UCSF chemists have successfully redesigned a failed next-generation malaria drug to overcome critical formulation challenges that derailed its clinical development, potentially reviving hopes for a single-dose treatment against drug-resistant malaria parasites.
The research team, led by Adam Renslo, PhD, professor of pharmaceutical chemistry in the UCSF School of Pharmacy, tackled the solubility problems that plagued artefenomel, an artemisinin-inspired compound that was withdrawn from clinical trials in January 2025 despite showing promise as a potent anti-malarial agent.
Addressing Critical Drug Resistance
The urgency for new malaria treatments has intensified as artemisinin resistance, previously confined to Southeast Asia, spreads into Africa. "Now that drug resistance is in Africa, many more lives are at risk. These new molecules could give us the upper hand we need to control this deadly disease," Renslo stated.
Phil Rosenthal, MD, professor of medicine at UCSF and co-author of the study published August 8 in Science Advances, emphasized the timeline pressures: "We've tracked artemisinin resistance for years in Southeast Asia, but we're now seeing it spread to Africa, where 95% of cases and 95% of deaths occur. Given how long it takes to develop new drugs, there is widespread consensus that we need better drugs to circumvent this resistance ASAP."
Molecular Symmetry Solution
The breakthrough came from recognizing that artefenomel's highly symmetrical molecular structure caused it to form crystals that resisted dissolution. This property made the drug difficult to formulate into pills and required administration as an oral suspension that patients, particularly children, had trouble tolerating.
"Highly symmetrical molecules tend to clump into crystals that are slow to dissolve," Renslo explained. The team hypothesized that reducing the molecule's symmetry would prevent this clumping and improve solubility.
Their first successful attempt at creating a less-symmetric version validated this approach when the modified compound "disappeared immediately into a water-like solution."
Maintained Efficacy Against Resistant Strains
The optimized compound underwent comprehensive testing against malaria parasites in cellular assays, animal models, and crucially, against artemisinin-resistant parasites obtained from blood samples of malaria patients in Uganda. The results demonstrated that the redesigned molecule maintained equal potency to the original artefenomel while showing superior effectiveness compared to artemisinin against resistant parasite strains.
Clinical Advantages
The improved solubility properties address multiple clinical challenges that hindered artefenomel's development. The new formulation can be easily incorporated into pill form and combined with other anti-malarial drugs, potentially enabling the development of single-dose treatment regimens.
"For a disease like malaria, you would ideally like to cure the patient with one pill or a handful of pills and be done with it," Renslo noted. "A multi-day regimen risks missing a dose."

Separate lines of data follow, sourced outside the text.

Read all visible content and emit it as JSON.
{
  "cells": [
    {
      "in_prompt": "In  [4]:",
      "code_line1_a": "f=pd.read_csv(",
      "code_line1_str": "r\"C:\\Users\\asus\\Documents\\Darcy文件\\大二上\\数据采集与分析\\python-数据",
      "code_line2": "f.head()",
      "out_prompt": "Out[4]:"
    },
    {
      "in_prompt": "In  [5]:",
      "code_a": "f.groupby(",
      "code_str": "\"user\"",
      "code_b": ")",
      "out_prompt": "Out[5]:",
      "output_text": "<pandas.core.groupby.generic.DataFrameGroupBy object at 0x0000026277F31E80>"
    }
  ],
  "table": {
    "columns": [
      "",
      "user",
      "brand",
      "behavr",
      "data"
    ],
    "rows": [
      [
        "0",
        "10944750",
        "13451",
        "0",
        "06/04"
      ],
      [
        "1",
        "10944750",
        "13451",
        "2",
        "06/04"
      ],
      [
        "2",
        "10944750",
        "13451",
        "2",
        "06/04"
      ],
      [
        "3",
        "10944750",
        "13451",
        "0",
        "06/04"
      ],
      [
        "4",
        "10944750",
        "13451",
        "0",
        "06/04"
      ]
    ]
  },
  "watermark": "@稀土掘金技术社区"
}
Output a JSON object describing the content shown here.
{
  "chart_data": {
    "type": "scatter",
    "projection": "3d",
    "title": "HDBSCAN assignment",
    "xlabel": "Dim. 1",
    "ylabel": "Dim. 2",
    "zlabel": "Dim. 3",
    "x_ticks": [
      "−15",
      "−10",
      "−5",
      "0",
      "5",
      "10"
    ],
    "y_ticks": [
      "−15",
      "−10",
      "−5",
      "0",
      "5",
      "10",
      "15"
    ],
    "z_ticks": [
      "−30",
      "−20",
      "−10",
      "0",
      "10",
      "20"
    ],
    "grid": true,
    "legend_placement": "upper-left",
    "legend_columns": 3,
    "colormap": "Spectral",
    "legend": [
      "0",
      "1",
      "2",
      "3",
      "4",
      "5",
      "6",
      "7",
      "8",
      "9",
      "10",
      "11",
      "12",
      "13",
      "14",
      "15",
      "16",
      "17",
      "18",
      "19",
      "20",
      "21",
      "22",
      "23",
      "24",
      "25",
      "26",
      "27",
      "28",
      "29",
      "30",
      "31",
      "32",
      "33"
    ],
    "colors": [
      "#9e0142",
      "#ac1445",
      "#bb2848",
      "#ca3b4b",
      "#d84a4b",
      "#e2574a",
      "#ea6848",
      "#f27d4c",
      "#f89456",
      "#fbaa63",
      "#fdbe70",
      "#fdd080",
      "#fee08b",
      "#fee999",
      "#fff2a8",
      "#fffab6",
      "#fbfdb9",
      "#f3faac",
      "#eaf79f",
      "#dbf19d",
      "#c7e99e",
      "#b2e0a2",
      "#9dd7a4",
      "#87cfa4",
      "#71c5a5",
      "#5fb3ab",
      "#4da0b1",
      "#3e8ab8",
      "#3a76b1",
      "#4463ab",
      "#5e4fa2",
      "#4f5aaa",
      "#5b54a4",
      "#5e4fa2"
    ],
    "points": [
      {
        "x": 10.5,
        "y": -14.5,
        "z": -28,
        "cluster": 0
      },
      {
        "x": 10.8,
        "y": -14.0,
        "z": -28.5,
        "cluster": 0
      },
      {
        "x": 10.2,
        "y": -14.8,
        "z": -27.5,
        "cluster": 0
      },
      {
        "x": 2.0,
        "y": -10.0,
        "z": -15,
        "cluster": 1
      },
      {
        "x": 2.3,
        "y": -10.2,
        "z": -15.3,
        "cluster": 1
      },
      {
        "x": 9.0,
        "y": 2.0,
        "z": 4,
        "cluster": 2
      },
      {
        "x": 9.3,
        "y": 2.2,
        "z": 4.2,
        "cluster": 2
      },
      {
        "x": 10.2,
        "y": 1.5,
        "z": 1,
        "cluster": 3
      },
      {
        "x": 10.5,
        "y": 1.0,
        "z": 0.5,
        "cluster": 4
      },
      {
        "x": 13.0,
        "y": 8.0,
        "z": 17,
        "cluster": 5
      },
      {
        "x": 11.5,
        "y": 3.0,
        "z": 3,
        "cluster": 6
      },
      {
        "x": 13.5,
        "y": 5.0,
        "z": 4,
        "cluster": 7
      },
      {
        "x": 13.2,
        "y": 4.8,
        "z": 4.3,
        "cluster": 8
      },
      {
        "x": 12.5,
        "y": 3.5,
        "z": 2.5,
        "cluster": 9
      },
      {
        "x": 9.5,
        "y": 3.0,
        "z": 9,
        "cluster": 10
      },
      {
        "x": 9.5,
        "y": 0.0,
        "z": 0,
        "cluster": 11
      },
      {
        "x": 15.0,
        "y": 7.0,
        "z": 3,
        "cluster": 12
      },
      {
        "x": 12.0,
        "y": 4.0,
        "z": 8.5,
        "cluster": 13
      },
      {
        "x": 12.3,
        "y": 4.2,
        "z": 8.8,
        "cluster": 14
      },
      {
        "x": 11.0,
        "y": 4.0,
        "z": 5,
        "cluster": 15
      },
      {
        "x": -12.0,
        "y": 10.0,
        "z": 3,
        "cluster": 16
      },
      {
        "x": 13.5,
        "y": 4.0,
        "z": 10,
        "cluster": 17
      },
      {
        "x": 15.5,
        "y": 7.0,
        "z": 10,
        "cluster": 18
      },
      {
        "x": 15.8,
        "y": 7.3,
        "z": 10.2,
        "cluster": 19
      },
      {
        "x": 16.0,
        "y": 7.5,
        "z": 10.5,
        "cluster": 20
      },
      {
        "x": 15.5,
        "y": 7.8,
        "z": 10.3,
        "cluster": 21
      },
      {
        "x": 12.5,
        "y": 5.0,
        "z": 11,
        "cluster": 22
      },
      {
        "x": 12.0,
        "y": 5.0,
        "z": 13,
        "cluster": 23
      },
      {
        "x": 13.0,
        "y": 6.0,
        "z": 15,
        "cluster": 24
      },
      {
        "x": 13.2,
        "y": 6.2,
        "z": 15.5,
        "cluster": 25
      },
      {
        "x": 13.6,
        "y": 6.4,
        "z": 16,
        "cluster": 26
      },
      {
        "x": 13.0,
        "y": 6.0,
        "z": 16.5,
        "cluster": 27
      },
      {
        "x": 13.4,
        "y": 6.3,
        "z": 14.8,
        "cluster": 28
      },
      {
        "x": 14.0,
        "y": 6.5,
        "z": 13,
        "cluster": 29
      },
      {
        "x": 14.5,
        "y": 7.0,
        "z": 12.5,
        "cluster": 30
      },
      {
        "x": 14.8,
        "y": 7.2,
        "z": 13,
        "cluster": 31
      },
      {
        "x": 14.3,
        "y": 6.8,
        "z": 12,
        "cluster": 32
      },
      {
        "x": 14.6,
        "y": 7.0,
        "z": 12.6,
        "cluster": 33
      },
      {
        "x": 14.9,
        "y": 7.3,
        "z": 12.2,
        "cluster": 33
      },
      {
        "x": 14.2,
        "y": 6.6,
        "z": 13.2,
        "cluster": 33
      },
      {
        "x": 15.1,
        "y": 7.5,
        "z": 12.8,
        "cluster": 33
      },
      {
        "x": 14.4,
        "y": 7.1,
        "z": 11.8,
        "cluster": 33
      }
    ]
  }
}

This represents a significant improvement over current artemisinin-based combination therapies (ACTs), which require three consecutive days of treatment to be effective.
Global Health Impact
With malaria killing approximately 600,000 people annually, most of them children in Sub-Saharan Africa, the development of effective treatments against resistant strains represents a critical global health priority. The research, funded by the National Institutes of Health, offers hope for addressing the growing threat of artemisinin resistance.
"We're optimistic that a simple chemical change like this can pave the way for an effective successor to artemisinin," Renslo concluded, "one that's cheap to make and easy to combine with other anti-malarial drugs."